Chatbot Arena (LMSYS): an online competitive platform for benchmarking large language models and comparing performance across multiple models

Latest AI Resources8mos agoupdate AI Sharing Circle

37.5K 00

General Introduction

The LMSYS Org, known as the Large Model Systems Organization, is an open research organization co-founded by students and faculty at the University of California, Berkeley, in collaboration with the University of California, San Diego, and Carnegie Mellon University. The goal of the organization is to make large models accessible to all by jointly developing open models, datasets, systems, and evaluation tools.

Chatbot Arena is an online platform focused on benchmarking and comparing the performance of different Large Language Models (LLMs). The platform was created by researchers to provide users with an anonymous, randomized environment to interact and evaluate various AI chatbots side-by-side. Through detailed quality, performance, and price analysis, Chatbot Arena helps users find the AI solution that best fits their needs.

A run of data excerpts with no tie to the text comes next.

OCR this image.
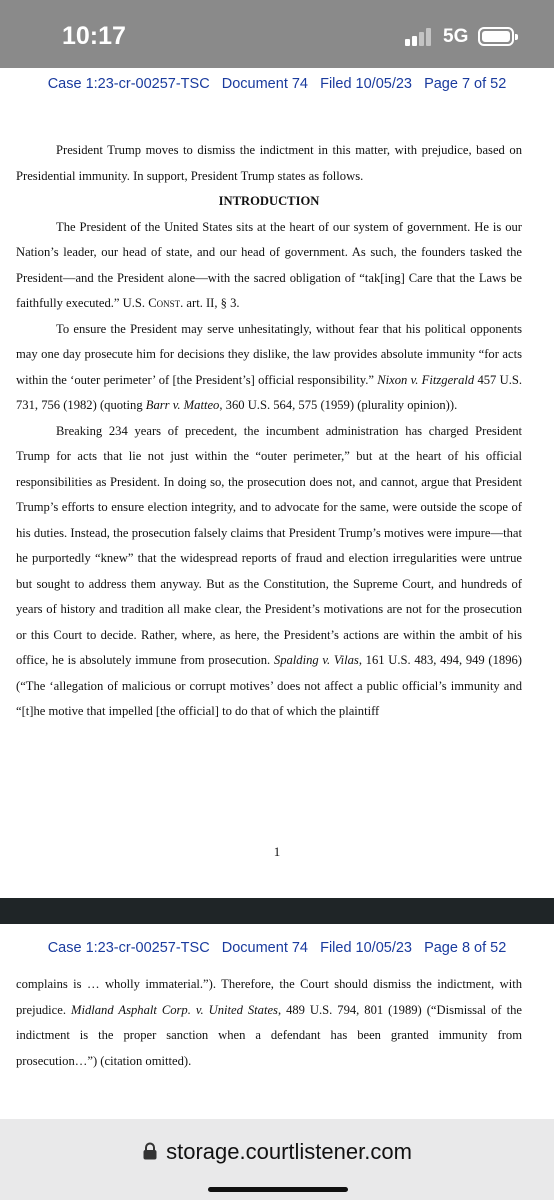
10:17	5G
Case 1:23-cr-00257-TSC   Document 74   Filed 10/05/23   Page 7 of 52

President Trump moves to dismiss the indictment in this matter, with prejudice, based on Presidential immunity. In support, President Trump states as follows.

INTRODUCTION

The President of the United States sits at the heart of our system of government. He is our Nation’s leader, our head of state, and our head of government. As such, the founders tasked the President—and the President alone—with the sacred obligation of “tak[ing] Care that the Laws be faithfully executed.” U.S. Const. art. II, § 3.

To ensure the President may serve unhesitatingly, without fear that his political opponents may one day prosecute him for decisions they dislike, the law provides absolute immunity “for acts within the ‘outer perimeter’ of [the President’s] official responsibility.” Nixon v. Fitzgerald 457 U.S. 731, 756 (1982) (quoting Barr v. Matteo, 360 U.S. 564, 575 (1959) (plurality opinion)).

Breaking 234 years of precedent, the incumbent administration has charged President Trump for acts that lie not just within the “outer perimeter,” but at the heart of his official responsibilities as President. In doing so, the prosecution does not, and cannot, argue that President Trump’s efforts to ensure election integrity, and to advocate for the same, were outside the scope of his duties. Instead, the prosecution falsely claims that President Trump’s motives were impure—that he purportedly “knew” that the widespread reports of fraud and election irregularities were untrue but sought to address them anyway. But as the Constitution, the Supreme Court, and hundreds of years of history and tradition all make clear, the President’s motivations are not for the prosecution or this Court to decide. Rather, where, as here, the President’s actions are within the ambit of his office, he is absolutely immune from prosecution. Spalding v. Vilas, 161 U.S. 483, 494, 949 (1896) (“The ‘allegation of malicious or corrupt motives’ does not affect a public official’s immunity and “[t]he motive that impelled [the official] to do that of which the plaintiff

1
Case 1:23-cr-00257-TSC   Document 74   Filed 10/05/23   Page 8 of 52

complains is … wholly immaterial.”). Therefore, the Court should dismiss the indictment, with prejudice. Midland Asphalt Corp. v. United States, 489 U.S. 794, 801 (1989) (“Dismissal of the indictment is the proper sanction when a defendant has been granted immunity from prosecution…”) (citation omitted).

storage.courtlistener.com
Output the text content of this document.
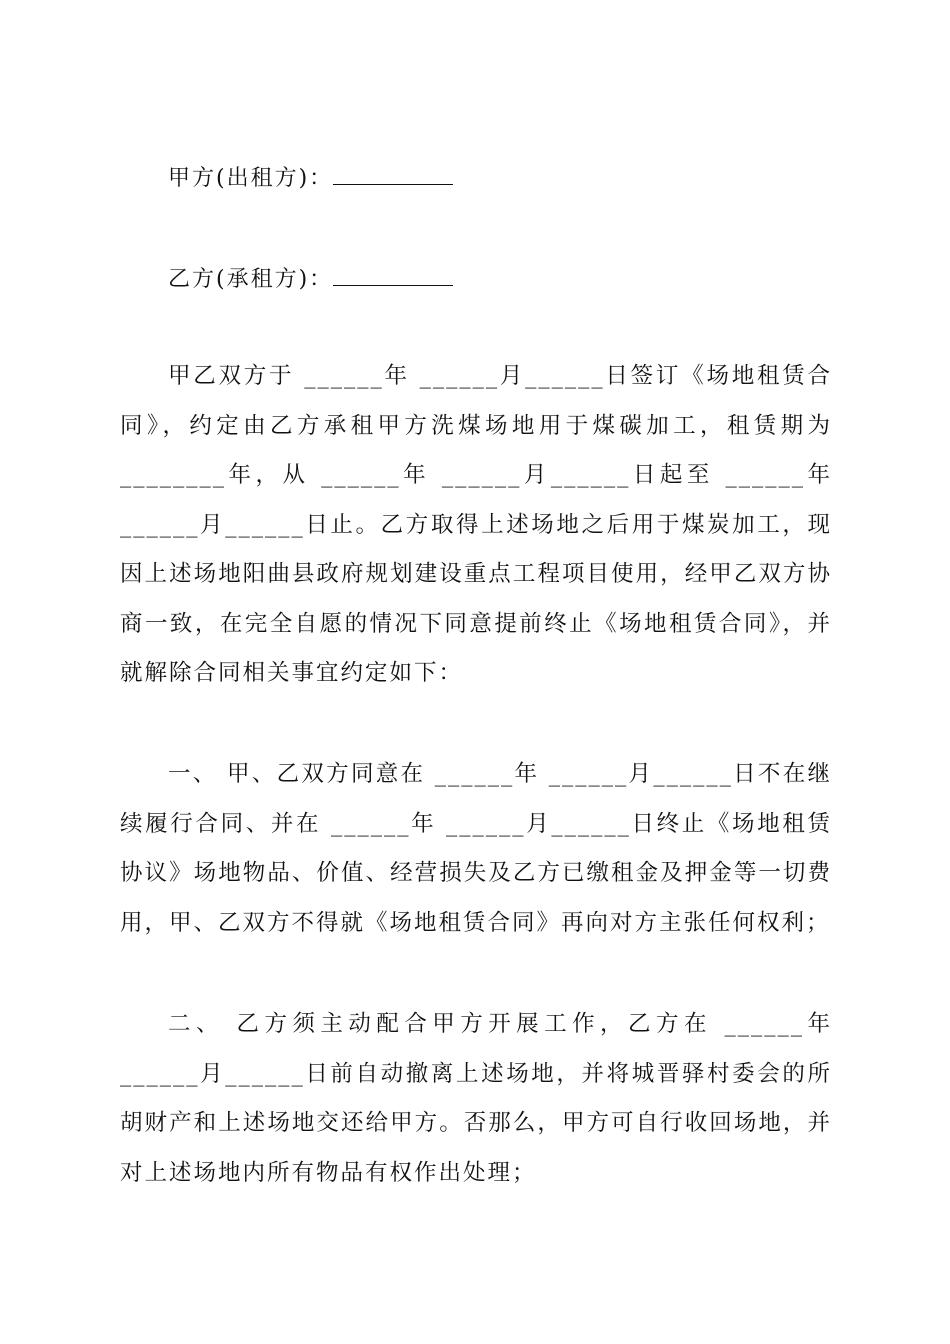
甲方(出租方)：
乙方(承租方)：

甲乙双方于 ______年 ______月______日签订《场地租赁合同》，约定由乙方承租甲方洗煤场地用于煤碳加工，租赁期为________年，从 ______年 ______月______日起至 ______年 ______月______日止。乙方取得上述场地之后用于煤炭加工，现因上述场地阳曲县政府规划建设重点工程项目使用，经甲乙双方协商一致，在完全自愿的情况下同意提前终止《场地租赁合同》，并就解除合同相关事宜约定如下：

一、 甲、乙双方同意在 ______年 ______月______日不在继续履行合同、并在 ______年 ______月______日终止《场地租赁协议》场地物品、价值、经营损失及乙方已缴租金及押金等一切费用，甲、乙双方不得就《场地租赁合同》再向对方主张任何权利；

二、 乙方须主动配合甲方开展工作，乙方在 ______年 ______月______日前自动撤离上述场地，并将城晋驿村委会的所胡财产和上述场地交还给甲方。否那么，甲方可自行收回场地，并对上述场地内所有物品有权作出处理；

Chatbot Arena（LMSYS）：大语言模型基准测试和多模型比较性能的在线竞技平台

Model PK: https://lmarena.ai/

Function List

Vicuna: a chatbot with 90% ChatGPT quality, available in 7B/13B/33B sizes.
Chatbot Arena: scalable and gamified evaluation of LLMs through crowdsourcing and the Elo rating system.
SGLang: Efficient interface and runtime for complex LLM programs.
LMSYS-Chat-1M: A large-scale dataset of actual LLM conversations.
FastChat: an open platform for training, serving and evaluating LLM-based chatbots.
MT-Bench: a challenging, multi-round, open-ended set of questions for evaluating chatbots.

Using Help

model comparison::
- Visit the Model Comparison page.
- Select the models you want to compare and click the "Add to Compare" button.
- View comparison results including quality, performance, price and other metrics.
quality control::
- View quality test results on the Model Details page.
- Find out the specific scores and rankings for the different test dimensions.
Price analysis::
- On the Model Details page, view the price analysis.
- Compare the prices of different models to find the most cost-effective option.
Performance Evaluation::
- On the Model Details page, view the performance evaluation results.
- Understand the model's output speed, latency, and other performance metrics.
context window analysis::
- On the Model Details page, view the Context Window Analysis.
- Understand the context window size of the model for different application scenarios.

By following these steps, users can get a comprehensive understanding of the performance and characteristics of different large-scale language models and make the choice that best suits their needs.